Wednesday, August 31, 2005

 

fuuuu, fuuuu, ou o som que o vento faz nos telhados em bico na alemanha.


Subitamente, o pé dele bateu em qualquer coisa, decepando rudemente o passo apressado que acabara de dar, e projectando para a frente o seu corpo ingénuo, confiante na integridade dos seus passos.
Se bem que quase se pode enredar a situação num lugar comum pagajoso, a maior parte das pessoas crêem na integridade das suas passadas. No entanto, a calçada da realidade, tem a tolerância da mesma. Sentiu então uma aresta calcária desenhar-se na cara, numa queda desamparada, estupefacta e quase lenta. Caiu com a sensação estóica que não havia nada a fazer senão cair, com a aceitação da sentença dos condenados à morte sem apelo nem agravo, e que não querem apelo nem agravo. Caiu sem esperança.
Sentiu ainda os contornos do desenho de duas perguntas, atrás de uma cortina de fumo, na parte de trás do seu cerebro. Perguntas que não encontraram maneira de se transmitir ao seu rosto, que não lhe conseguiram enrugar a testa, nem tão pouco demover as sobrancelhas.
Porque é que o seu pé direito, ao reparar que o esquerdo tinha sido travado, não tentou compensar a perda de equilíbro, projectando-se por sua conta para a frente? Não. A verdadeira pergunta é porque é que ele não o tinha querido fazer. E se o tivesse feito será que o tinha conseguido? Perguntas inúteis, agora que o seu semblante impassível estava espalhado pela calçada...
Quando levantou a cabeça para olhar em volta, havia algo de diferente na paisagem. Tinha perdido o brilho já de si mortiço, que lhe dava vida anteriormente. O negrume do rio parecia imóvel. Não que ele lhe tivesse detectado movimento antes de cair, simplesmente sentia agora que o rio estava imóvel. As estrelas estavasm espremidas, elipsadas, como se tivessem sido pintadas de fresco, e uma mão impaciente as tivesse testado, na ânsia de continuar a pintar. Mas a impressão mais estranha vinha da faixa luminosa que representava a cidade de lisboa. Não que tivesse mudado significativamente, simplesmente parecia irreal, fantasmagórica. Uma observação mais cuidada despertava uma memória no cerebro dele. O 5º nível do tomb raider 3. Londres.

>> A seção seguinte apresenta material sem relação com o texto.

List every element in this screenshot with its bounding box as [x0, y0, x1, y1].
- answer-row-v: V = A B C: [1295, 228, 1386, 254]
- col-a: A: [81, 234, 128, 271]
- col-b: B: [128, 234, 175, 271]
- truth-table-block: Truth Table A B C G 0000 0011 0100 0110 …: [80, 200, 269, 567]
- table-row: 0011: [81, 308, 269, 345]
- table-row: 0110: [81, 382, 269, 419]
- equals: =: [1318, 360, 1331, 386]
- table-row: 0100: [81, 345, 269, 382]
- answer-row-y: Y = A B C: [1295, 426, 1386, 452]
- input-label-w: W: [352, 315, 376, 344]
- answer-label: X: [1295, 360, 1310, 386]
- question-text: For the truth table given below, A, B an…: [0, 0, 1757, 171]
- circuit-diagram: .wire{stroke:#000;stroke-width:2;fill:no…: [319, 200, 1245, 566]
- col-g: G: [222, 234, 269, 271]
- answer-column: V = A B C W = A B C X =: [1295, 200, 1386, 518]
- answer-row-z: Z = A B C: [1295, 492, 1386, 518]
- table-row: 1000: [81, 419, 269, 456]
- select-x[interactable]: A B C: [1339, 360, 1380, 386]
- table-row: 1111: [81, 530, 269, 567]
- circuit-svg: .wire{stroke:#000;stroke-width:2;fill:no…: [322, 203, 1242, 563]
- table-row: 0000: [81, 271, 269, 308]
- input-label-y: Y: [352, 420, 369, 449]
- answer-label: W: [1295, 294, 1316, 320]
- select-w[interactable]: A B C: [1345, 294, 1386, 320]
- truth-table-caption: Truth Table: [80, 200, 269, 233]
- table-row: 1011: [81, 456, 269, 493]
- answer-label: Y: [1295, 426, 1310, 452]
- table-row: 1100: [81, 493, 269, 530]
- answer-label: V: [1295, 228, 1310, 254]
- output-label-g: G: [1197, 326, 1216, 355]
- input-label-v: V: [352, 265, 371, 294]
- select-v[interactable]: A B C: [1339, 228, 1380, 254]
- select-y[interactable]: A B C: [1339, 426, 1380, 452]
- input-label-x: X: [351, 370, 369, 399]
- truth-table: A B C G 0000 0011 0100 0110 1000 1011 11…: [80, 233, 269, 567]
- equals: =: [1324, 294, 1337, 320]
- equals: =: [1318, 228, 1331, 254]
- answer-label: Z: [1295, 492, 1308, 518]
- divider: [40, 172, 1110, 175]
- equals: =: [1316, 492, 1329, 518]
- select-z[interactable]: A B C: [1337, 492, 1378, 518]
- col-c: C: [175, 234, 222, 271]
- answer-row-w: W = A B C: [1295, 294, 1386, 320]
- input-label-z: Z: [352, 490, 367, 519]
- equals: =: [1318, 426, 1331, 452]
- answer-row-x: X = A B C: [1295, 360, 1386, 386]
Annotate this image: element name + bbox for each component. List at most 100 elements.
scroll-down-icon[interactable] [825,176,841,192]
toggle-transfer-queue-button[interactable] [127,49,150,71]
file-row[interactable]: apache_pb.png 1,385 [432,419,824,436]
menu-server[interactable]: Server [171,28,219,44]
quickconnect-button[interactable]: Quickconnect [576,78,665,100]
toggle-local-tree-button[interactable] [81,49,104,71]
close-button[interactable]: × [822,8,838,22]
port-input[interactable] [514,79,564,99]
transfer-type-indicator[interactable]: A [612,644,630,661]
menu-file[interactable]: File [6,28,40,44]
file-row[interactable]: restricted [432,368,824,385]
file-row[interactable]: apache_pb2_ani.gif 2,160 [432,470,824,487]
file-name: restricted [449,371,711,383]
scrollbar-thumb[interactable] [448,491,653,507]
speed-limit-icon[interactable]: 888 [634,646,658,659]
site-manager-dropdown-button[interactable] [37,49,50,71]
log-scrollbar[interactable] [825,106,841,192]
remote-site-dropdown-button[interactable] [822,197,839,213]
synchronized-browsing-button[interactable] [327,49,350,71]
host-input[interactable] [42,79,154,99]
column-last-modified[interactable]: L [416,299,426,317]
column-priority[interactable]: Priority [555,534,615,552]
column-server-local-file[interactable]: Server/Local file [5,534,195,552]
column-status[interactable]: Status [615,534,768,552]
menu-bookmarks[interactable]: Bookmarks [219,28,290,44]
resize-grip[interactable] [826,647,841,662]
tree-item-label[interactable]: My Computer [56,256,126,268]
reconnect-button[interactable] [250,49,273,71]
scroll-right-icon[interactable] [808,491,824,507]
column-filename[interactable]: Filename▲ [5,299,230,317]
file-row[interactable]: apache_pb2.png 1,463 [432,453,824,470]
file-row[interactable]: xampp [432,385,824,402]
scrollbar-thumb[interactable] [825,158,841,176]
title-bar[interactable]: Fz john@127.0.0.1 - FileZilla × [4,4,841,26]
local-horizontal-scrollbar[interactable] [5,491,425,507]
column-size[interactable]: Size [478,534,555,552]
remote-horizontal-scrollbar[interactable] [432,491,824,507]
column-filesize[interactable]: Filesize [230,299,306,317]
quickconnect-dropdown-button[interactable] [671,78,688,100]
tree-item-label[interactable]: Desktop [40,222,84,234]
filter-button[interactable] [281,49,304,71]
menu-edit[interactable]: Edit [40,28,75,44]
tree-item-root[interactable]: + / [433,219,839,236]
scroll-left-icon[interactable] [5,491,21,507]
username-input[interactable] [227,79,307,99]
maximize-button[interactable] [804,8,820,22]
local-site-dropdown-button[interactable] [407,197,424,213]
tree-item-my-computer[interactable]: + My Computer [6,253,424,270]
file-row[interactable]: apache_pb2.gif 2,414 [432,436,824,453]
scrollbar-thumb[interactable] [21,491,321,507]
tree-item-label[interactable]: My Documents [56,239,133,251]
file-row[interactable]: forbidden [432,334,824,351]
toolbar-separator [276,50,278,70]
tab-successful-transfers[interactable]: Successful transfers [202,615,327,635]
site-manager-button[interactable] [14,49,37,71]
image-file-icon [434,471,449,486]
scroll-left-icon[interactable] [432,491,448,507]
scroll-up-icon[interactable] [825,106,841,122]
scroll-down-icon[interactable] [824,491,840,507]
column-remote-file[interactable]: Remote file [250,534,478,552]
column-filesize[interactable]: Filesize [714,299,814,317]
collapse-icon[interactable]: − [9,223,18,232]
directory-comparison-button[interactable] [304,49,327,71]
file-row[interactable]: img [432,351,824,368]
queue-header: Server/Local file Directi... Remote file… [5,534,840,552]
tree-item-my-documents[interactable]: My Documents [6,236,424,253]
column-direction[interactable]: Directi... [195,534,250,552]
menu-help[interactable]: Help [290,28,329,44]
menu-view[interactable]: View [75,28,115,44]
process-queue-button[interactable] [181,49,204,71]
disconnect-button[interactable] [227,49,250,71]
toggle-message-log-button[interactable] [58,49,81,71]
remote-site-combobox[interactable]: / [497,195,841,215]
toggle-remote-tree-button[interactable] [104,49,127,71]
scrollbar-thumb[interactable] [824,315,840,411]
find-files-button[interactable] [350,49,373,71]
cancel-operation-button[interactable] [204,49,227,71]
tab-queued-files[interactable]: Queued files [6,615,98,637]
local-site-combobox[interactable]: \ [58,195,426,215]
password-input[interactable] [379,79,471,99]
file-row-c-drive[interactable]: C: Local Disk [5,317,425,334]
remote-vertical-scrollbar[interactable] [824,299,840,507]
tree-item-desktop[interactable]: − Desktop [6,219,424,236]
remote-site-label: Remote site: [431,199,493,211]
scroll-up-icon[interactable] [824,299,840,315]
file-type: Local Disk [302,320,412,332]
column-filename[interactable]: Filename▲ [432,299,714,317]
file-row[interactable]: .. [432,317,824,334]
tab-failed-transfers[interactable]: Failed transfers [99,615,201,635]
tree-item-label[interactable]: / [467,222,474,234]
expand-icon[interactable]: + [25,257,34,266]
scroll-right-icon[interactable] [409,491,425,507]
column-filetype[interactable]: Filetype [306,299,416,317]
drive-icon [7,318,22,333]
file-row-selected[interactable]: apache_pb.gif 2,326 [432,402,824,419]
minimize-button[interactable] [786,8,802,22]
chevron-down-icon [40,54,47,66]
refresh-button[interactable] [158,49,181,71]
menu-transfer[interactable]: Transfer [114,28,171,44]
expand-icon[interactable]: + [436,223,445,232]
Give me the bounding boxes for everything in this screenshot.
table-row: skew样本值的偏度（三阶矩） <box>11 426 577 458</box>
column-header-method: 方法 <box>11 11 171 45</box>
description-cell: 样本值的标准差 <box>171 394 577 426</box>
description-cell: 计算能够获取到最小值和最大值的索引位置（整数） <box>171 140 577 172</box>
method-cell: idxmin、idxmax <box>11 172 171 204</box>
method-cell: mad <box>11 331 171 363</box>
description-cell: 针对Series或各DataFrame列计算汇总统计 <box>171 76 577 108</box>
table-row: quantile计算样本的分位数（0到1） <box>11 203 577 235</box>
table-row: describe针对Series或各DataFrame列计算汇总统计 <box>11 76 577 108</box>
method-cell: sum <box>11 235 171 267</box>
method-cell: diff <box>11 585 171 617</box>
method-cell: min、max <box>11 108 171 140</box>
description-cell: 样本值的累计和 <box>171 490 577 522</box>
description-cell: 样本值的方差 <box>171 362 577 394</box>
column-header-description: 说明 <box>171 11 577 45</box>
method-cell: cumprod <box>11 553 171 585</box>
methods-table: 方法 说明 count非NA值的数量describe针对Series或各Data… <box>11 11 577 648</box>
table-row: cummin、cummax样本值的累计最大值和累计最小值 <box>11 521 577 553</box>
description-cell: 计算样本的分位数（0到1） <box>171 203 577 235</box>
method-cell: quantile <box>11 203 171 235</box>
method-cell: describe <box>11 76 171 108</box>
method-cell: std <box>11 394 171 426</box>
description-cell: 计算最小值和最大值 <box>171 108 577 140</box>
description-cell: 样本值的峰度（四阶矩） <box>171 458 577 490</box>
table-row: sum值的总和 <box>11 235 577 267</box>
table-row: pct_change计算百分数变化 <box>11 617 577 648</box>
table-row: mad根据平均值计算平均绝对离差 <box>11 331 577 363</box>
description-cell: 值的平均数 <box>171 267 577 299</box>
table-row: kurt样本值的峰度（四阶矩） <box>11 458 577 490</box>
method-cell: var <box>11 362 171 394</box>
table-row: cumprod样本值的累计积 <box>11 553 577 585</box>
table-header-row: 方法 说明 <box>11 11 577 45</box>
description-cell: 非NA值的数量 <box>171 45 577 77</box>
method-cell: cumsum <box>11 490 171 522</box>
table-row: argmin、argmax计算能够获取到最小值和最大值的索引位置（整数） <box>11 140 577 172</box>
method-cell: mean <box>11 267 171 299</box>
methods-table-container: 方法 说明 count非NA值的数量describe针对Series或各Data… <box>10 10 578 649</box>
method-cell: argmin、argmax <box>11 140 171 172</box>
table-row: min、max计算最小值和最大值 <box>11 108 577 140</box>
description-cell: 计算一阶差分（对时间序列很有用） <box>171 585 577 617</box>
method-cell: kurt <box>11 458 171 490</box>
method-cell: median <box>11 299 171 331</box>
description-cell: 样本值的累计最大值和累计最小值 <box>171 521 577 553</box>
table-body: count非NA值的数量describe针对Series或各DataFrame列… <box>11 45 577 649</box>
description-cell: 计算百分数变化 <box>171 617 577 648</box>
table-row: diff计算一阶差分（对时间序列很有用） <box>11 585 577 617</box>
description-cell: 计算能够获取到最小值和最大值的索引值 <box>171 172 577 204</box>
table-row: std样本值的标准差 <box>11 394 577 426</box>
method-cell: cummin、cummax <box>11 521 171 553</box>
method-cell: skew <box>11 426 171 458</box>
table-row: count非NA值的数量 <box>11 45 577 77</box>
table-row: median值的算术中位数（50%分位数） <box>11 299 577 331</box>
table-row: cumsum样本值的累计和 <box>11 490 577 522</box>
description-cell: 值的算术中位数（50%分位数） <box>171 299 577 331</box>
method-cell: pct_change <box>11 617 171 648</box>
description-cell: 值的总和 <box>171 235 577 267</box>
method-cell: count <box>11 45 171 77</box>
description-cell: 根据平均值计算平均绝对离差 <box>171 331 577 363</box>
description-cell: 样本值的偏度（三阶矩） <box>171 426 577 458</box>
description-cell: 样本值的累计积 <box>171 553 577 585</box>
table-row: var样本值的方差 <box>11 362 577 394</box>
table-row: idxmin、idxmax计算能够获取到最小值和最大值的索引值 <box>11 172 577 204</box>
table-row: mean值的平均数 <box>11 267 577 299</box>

A paisagem 'pixelizada' parecia estar aqui repetida perante os seus olhos. Não só 'pixelizada', mais do que isso, lisboa parecia escorrida. As luzes misturavam-se com o mar como uma aguarela à chuva, e as sombras pareciam mais próximas.
Esticou a mão e apercebeu-se que podia tocar na distância. Distância?
A paisagem que passara anos como pano de fundo da sua vida estava a dois metros dele. Não era mais que papel de cenário. Grosso papel de cenário.
Depois... o que é que interessa o depois... o depois é um princípio. Como todos os princípios, este é aborrecido, descritivo, projectado, incompleto. O fim é que terá interesse, e ele sabe que este ainda vem longe.

Há tempo. Há esperança. Há de haver um novo papel de cenário. Agora vai ser almada e o barreiro vistos de lisboa, inevitavelmente, à noite.